Flame Retardants Linked to Increased Type 2 Diabetes Risk

Flame Retardants and DiabetesNew research published by the American Diabetes Association shows a connection between flame retardants and risk for type 2 diabetes.  According to the Korean study, those who were exposed to higher amounts of PBB-153, a common flame retardant, had twice the risk of diabetes and metabolic disorder than those who had the lowest exposure.

Flame retardants are chemical compounds found in everything from home furnishings to children’s sleepwear.  There are regulations requiring the use of flame retardants as a way to prevent bodily harm in the event of a fire.  The problem is that most chemicals used in this application have safety concerns and some experts argue that the use of flame retardants is a greater risk than the risk of being injured in a fire.

What Can You Do?

It is difficult to completely avoid flame retardant materials in our normal environment.  According to FoodConsumer.org, the main source of exposure is actually through household dust, which is backed up by a study done, stating:

“The high prevalence of these chemicals in foam and the high concentrations measured in dust (as high as 1.8 mg/g), warrant further studies to evaluate potential health effects from dust exposure, particularly for children.”

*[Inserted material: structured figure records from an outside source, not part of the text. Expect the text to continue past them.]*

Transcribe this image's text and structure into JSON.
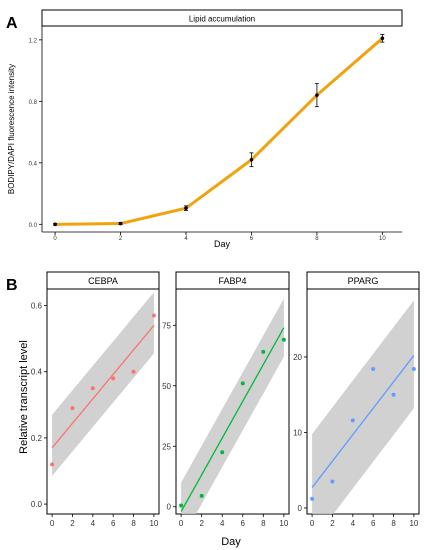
{
  "panel_a": {
    "letter": "A",
    "strip_label": "Lipid accumulation"
  },
  "panel_b": {
    "letter": "B"
  },
  "chart_data": [
    {
      "type": "line",
      "title": "Lipid accumulation",
      "xlabel": "Day",
      "ylabel": "BODIPY/DAPI fluorescence intensity",
      "x": [
        0,
        2,
        4,
        6,
        8,
        10
      ],
      "y": [
        0.0,
        0.005,
        0.105,
        0.42,
        0.84,
        1.21
      ],
      "y_err": [
        0.005,
        0.006,
        0.015,
        0.045,
        0.075,
        0.025
      ],
      "xlim": [
        -0.4,
        10.6
      ],
      "ylim": [
        -0.05,
        1.29
      ],
      "xticks": [
        0,
        2,
        4,
        6,
        8,
        10
      ],
      "yticks": [
        0.0,
        0.4,
        0.8,
        1.2
      ],
      "ytick_labels": [
        "0.0",
        "0.4",
        "0.8",
        "1.2"
      ],
      "line_color": "#f0a30f",
      "grid": false
    },
    {
      "type": "scatter",
      "title": "CEBPA",
      "xlabel": "Day",
      "ylabel": "Relative transcript level",
      "x": [
        0,
        2,
        4,
        6,
        8,
        10
      ],
      "y": [
        0.12,
        0.29,
        0.35,
        0.38,
        0.4,
        0.57
      ],
      "fit": [
        0.17,
        0.54
      ],
      "band": [
        [
          0.085,
          0.27
        ],
        [
          0.455,
          0.64
        ]
      ],
      "xlim": [
        -0.5,
        10.5
      ],
      "ylim": [
        -0.03,
        0.65
      ],
      "xticks": [
        0,
        2,
        4,
        6,
        8,
        10
      ],
      "yticks": [
        0.0,
        0.2,
        0.4,
        0.6
      ],
      "ytick_labels": [
        "0.0",
        "0.2",
        "0.4",
        "0.6"
      ],
      "color": "#f8766d"
    },
    {
      "type": "scatter",
      "title": "FABP4",
      "xlabel": "Day",
      "ylabel": "Relative transcript level",
      "x": [
        0,
        2,
        4,
        6,
        8,
        10
      ],
      "y": [
        0.5,
        4.5,
        22.5,
        51,
        64,
        69
      ],
      "fit": [
        -2.0,
        74.0
      ],
      "band": [
        [
          -14,
          10
        ],
        [
          62,
          86
        ]
      ],
      "xlim": [
        -0.5,
        10.5
      ],
      "ylim": [
        -3,
        90
      ],
      "xticks": [
        0,
        2,
        4,
        6,
        8,
        10
      ],
      "yticks": [
        0,
        25,
        50,
        75
      ],
      "ytick_labels": [
        "0",
        "25",
        "50",
        "75"
      ],
      "color": "#00ba38"
    },
    {
      "type": "scatter",
      "title": "PPARG",
      "xlabel": "Day",
      "ylabel": "Relative transcript level",
      "x": [
        0,
        2,
        4,
        6,
        8,
        10
      ],
      "y": [
        1.2,
        3.5,
        11.6,
        18.4,
        15.0,
        18.4
      ],
      "fit": [
        2.7,
        20.2
      ],
      "band": [
        [
          -4.5,
          9.8
        ],
        [
          13.2,
          27.5
        ]
      ],
      "xlim": [
        -0.5,
        10.5
      ],
      "ylim": [
        -0.8,
        29
      ],
      "xticks": [
        0,
        2,
        4,
        6,
        8,
        10
      ],
      "yticks": [
        0,
        10,
        20
      ],
      "ytick_labels": [
        "0",
        "10",
        "20"
      ],
      "color": "#619cff"
    }
  ]
}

While you can’t stop dust from collecting in your home, you can invest in a high quality air purifier to pull particles from the air and away from you and your family.  Look for a filter that catches particles as small as .001 microns.

We don’t know if this will help someone who already has diabetes, but it stands to reason that reducing your exposure, even after diagnosis, can bring about improvement and perhaps lessen symptoms.